Microsoft patched 38 vulnerabilities during Patch Tuesday. That’s a remarkably small number of bugs for the monthly fix round, which usually sees many more bugs fixed in recent months. Three of the vulnerabilities were zero-days.
Microsoft has KB5026361 for Windows 10 builds 19042.2965, 19044.2965 and 19045.2965 released and KB5026372 for Windows 11 version 22621.1702. In the monthly patch round, three zero-days are fixed. Two of them were actively abused during attacks. Details of the other had already been made public, but they were not exploited. The bugs CVE-2023-29336 and CVE-2023-24932 are a privilege escalation in Win32K and a Secure Boot bypass, respectively. The latter was used by a bootkit called BlackLotus, according to Microsoft. Details about this were released by ESET in March. Microsoft never discloses how the attacks were practically exploited.
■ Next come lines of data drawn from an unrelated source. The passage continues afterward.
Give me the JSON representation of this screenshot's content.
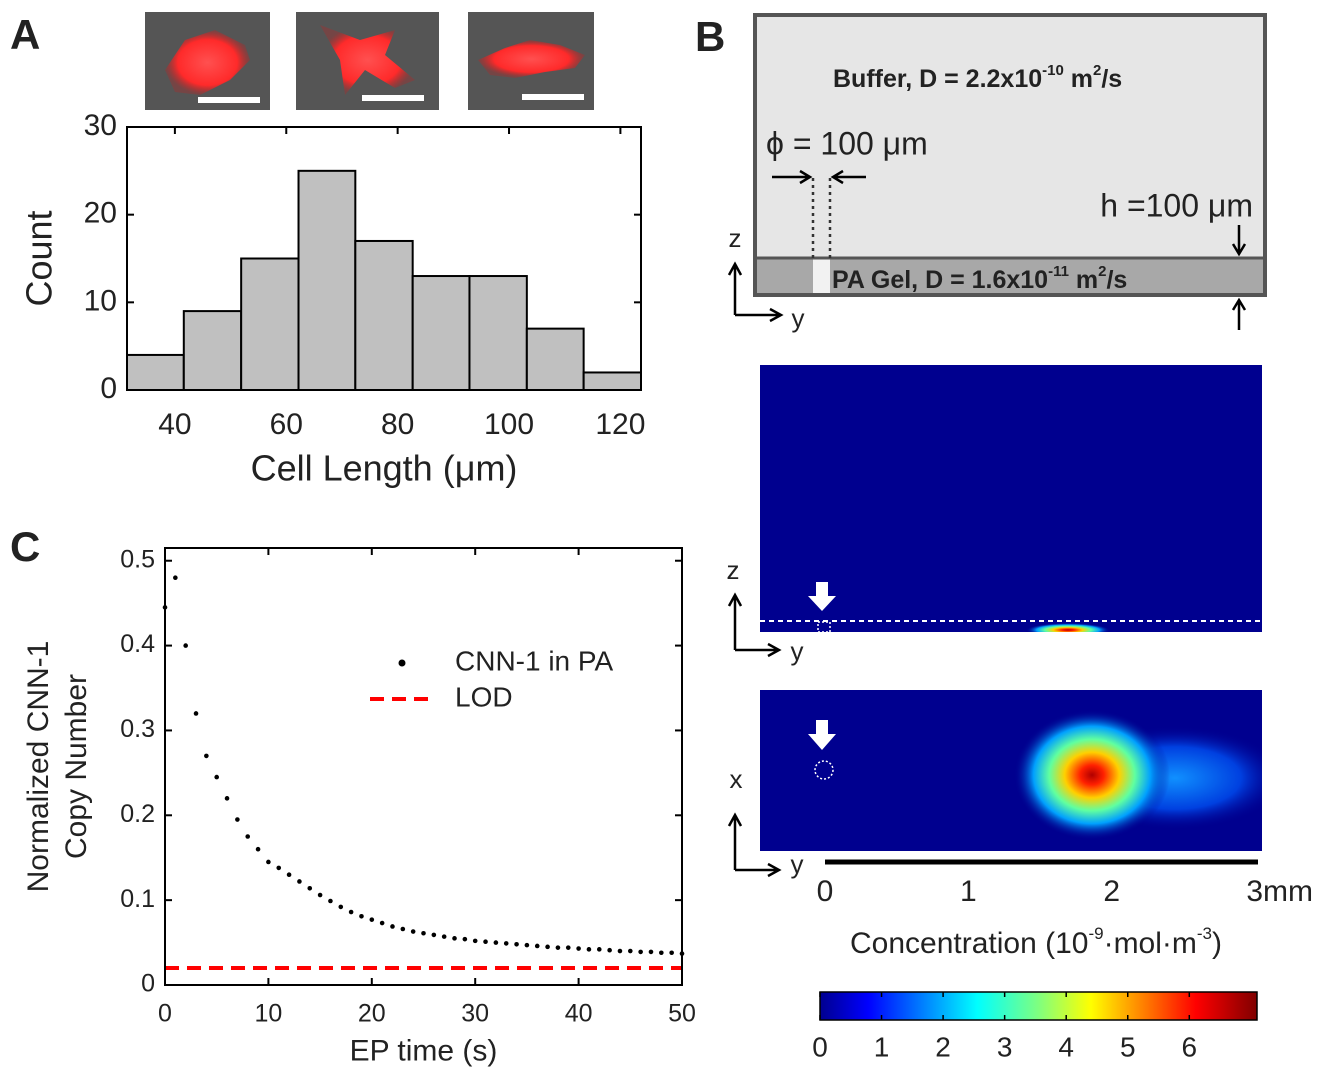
{
  "panel_labels": [
    "A",
    "B",
    "C"
  ],
  "chart_data": [
    {
      "type": "histogram",
      "bins": [
        31.4,
        41.6,
        51.9,
        62.2,
        72.4,
        82.7,
        92.9,
        103.2,
        113.4,
        123.7
      ],
      "values": [
        4,
        9,
        15,
        25,
        17,
        13,
        13,
        7,
        2
      ],
      "color": "#c0c0c0",
      "xlim": [
        31.4,
        123.7
      ],
      "xticks": [
        40,
        60,
        80,
        100,
        120
      ],
      "ylim": [
        0,
        30
      ],
      "yticks": [
        0,
        10,
        20,
        30
      ],
      "xlabel": "Cell Length (μm)",
      "ylabel": "Count"
    },
    {
      "type": "scatter",
      "x": [
        0,
        1,
        2,
        3,
        4,
        5,
        6,
        7,
        8,
        9,
        10,
        11,
        12,
        13,
        14,
        15,
        16,
        17,
        18,
        19,
        20,
        21,
        22,
        23,
        24,
        25,
        26,
        27,
        28,
        29,
        30,
        31,
        32,
        33,
        34,
        35,
        36,
        37,
        38,
        39,
        40,
        41,
        42,
        43,
        44,
        45,
        46,
        47,
        48,
        49,
        50
      ],
      "series": [
        {
          "name": "CNN-1 in PA",
          "color": "#000000",
          "values": [
            0.445,
            0.48,
            0.4,
            0.32,
            0.27,
            0.245,
            0.22,
            0.195,
            0.175,
            0.16,
            0.145,
            0.138,
            0.13,
            0.122,
            0.114,
            0.106,
            0.099,
            0.092,
            0.086,
            0.081,
            0.077,
            0.073,
            0.069,
            0.066,
            0.063,
            0.061,
            0.059,
            0.057,
            0.055,
            0.054,
            0.052,
            0.051,
            0.05,
            0.049,
            0.048,
            0.047,
            0.046,
            0.045,
            0.044,
            0.044,
            0.043,
            0.042,
            0.042,
            0.041,
            0.04,
            0.04,
            0.039,
            0.039,
            0.038,
            0.038,
            0.037
          ]
        }
      ],
      "hline": {
        "name": "LOD",
        "color": "#ff0000",
        "value": 0.02
      },
      "xlim": [
        0,
        50
      ],
      "xticks": [
        0,
        10,
        20,
        30,
        40,
        50
      ],
      "ylim": [
        0,
        0.515
      ],
      "yticks": [
        0,
        0.1,
        0.2,
        0.3,
        0.4,
        0.5
      ],
      "xlabel": "EP time (s)",
      "ylabel": [
        "Normalized CNN-1",
        "Copy Number"
      ]
    }
  ],
  "schematic": {
    "buffer": [
      "Buffer, D = 2.2x10",
      "-10",
      " m",
      "2",
      "/s"
    ],
    "gel": [
      "PA Gel, D = 1.6x10",
      "-11",
      " m",
      "2",
      "/s"
    ],
    "pore": "ϕ = 100 μm",
    "height": "h =100 μm",
    "axes": [
      "z",
      "y",
      "z",
      "y",
      "x",
      "y"
    ]
  },
  "scale": {
    "lim": [
      0,
      3
    ],
    "ticks": [
      0,
      1,
      2,
      {
        "value": 3,
        "label": "3mm"
      }
    ]
  },
  "colorbar": {
    "label": [
      "Concentration (10",
      "-9",
      "·mol·m",
      "-3",
      ")"
    ],
    "lim": [
      0,
      7.1
    ],
    "ticks": [
      0,
      1,
      2,
      3,
      4,
      5,
      6
    ]
  }
}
A third vulnerability, CVE-2023-29325, is a remote code execution in Windows Object Linking and Embedding. Details of this had already been made public, but the vulnerability was not known to be exploited.
During the May monthly patch round, Microsoft patched a total of 38 vulnerabilities. There are relatively few; in recent months, the number of vulnerabilities repaired has often approached or exceeded a hundred. Of the vulnerabilities, twelve had the ability to remotely execute code. Furthermore, in eight cases it was possible to retrieve data from a system and in another eight cases it was possible to increase the rights on a system. It also fixed five denial-of-service bugs, four ways to bypass security, and one spoofing bug.